As children we all dreamed of teleportation as a means of travel, snapping our fingers and instantly materialising in another location. When we realised that was an unattainable dream we settled instead for the tube running all night.

Wouldn't it be great, we pondered, if we didn't have to chuck down our last vodka tonic and leg it to get the 00:07, leaving a scrambled trail of McNuggets in our wake. How we would dance down carriages, clinking ciders with strangers and high-fiving buskers.

Well, be careful what you wish for.

Next month London Underground will introduce the Night Tube, and whilst its glittery moniker might suggest something that would spit you out in front of Hogwarts, it's more likely to be a non-stop service to the seventh circle of hell.

The Night Tube will be introduced initially on Fridays and Saturdays, coinciding not coincidentally with the two days of the week that the entire population go out and get plastered. Somehow Boris Johnson got the go head, despite TFL and the unions knowing the 24/7 Lash Express would resemble rows 48-60 of a flight to Magaluf in July.

But perhaps you're not as much of a cynic as I am. Perhaps you envisage 2am friendships born whilst waiting for the lights of a westbound tube that burst onto the platform and illuminate a charming snapshot of society.

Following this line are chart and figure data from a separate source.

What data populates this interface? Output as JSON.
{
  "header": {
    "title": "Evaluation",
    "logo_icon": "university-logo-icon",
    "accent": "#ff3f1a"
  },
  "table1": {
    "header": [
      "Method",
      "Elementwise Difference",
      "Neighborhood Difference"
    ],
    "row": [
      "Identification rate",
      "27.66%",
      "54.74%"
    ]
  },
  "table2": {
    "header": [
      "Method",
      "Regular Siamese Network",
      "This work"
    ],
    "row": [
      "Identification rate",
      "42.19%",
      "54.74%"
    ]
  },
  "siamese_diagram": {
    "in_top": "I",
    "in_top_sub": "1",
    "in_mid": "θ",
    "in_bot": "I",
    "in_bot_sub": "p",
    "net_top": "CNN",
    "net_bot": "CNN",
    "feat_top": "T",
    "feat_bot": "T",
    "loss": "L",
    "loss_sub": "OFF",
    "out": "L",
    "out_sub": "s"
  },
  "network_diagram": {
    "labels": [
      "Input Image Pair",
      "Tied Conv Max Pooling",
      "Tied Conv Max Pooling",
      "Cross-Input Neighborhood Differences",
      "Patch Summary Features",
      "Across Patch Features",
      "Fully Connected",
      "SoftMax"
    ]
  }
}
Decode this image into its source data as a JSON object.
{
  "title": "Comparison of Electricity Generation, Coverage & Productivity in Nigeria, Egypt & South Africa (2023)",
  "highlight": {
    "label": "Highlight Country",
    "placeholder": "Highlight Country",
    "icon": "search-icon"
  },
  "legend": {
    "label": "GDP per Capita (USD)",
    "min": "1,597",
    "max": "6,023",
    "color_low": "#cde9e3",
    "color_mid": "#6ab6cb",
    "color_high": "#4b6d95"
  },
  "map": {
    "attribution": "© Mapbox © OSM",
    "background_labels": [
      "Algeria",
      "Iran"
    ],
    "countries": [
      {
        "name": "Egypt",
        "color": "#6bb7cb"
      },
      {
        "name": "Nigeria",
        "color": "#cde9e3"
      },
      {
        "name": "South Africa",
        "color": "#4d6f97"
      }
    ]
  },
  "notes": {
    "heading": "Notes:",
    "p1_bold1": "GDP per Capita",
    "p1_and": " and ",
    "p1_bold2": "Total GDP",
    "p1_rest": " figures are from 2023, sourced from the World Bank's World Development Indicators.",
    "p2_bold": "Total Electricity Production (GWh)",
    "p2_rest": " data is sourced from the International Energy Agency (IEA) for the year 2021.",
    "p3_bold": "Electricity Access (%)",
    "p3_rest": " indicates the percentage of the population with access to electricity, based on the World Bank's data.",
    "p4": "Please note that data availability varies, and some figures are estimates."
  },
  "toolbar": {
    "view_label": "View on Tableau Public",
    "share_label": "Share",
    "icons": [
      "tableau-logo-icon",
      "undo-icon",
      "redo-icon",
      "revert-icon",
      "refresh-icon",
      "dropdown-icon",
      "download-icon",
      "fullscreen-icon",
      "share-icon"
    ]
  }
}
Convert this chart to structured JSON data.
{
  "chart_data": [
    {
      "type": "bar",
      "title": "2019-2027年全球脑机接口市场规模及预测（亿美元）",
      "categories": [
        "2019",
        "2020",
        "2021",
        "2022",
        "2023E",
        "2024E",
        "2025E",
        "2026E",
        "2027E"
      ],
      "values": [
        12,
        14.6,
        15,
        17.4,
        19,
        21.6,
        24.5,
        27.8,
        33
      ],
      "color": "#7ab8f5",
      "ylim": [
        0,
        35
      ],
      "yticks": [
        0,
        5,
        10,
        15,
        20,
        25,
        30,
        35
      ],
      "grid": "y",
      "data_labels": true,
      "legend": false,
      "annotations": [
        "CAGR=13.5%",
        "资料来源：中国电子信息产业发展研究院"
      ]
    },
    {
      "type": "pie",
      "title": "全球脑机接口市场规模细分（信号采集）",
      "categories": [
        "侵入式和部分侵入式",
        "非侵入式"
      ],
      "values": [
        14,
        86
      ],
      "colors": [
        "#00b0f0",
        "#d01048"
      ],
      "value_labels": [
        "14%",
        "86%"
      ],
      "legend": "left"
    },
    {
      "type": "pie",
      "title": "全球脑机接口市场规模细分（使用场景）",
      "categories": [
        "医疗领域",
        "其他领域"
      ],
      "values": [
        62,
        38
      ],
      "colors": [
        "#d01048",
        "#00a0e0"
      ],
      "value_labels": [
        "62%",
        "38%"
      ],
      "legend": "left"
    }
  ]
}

Unlikely romances kindled by strangers swapping cigarettes and sharing the night gone by in an urban recreation of the Stone Circle at Glastonbury.

In reality, 5am at Leicester Square ticket hall will resemble The Battle of Helms Deep. Couples arguing, friends and enemies endlessly chanting, yelling and brawling. The fight to get home will include watching a stranger throw up down the rolling silver partition between escalators. We should just rename it The Vomit Comet now.

Drunken people themselves aren't the issue. If that were the case, we would avoid going out in public Thursday to Sunday. The problem is the crossing of so many people with different destinations and varying levels of inebriation in a confined space.

If you've ever got the first tube home after an all-nighter and been met by the indignation of a sober stranger on their way to work, furious you're half cut and not in bed, you'll understand. The Night Tube will undoubtedly pit us against each other, smug Saturday morning yogis and DJ's who stink of Jaegermeister will mix with horrified families on their way to Heathrow.

With the introduction of Uber and ease at which you can split fairs with friends, the cost issue no longer counts as a strong defense for the Night Tube. Uber is far more reasonable than TFL, whose pricing is so uncompetitive they may as well sell tickets in shillings. 

And despite all of this, the reason that makes me saddest about the Night Tube beginning is not having something to tell me to go home. That little reminder from the universe to call it a night. 

The tube closures save us all from ill-advised twelfth pints, all-you-can-eat Chinese buffets and Tina Turner performances at karaoke. Checking when the last tube departs is a whole city saying, "Lets go out with a bang." 

And I'll miss sprinting down Oxford Street, secretly glad that I've called it a night.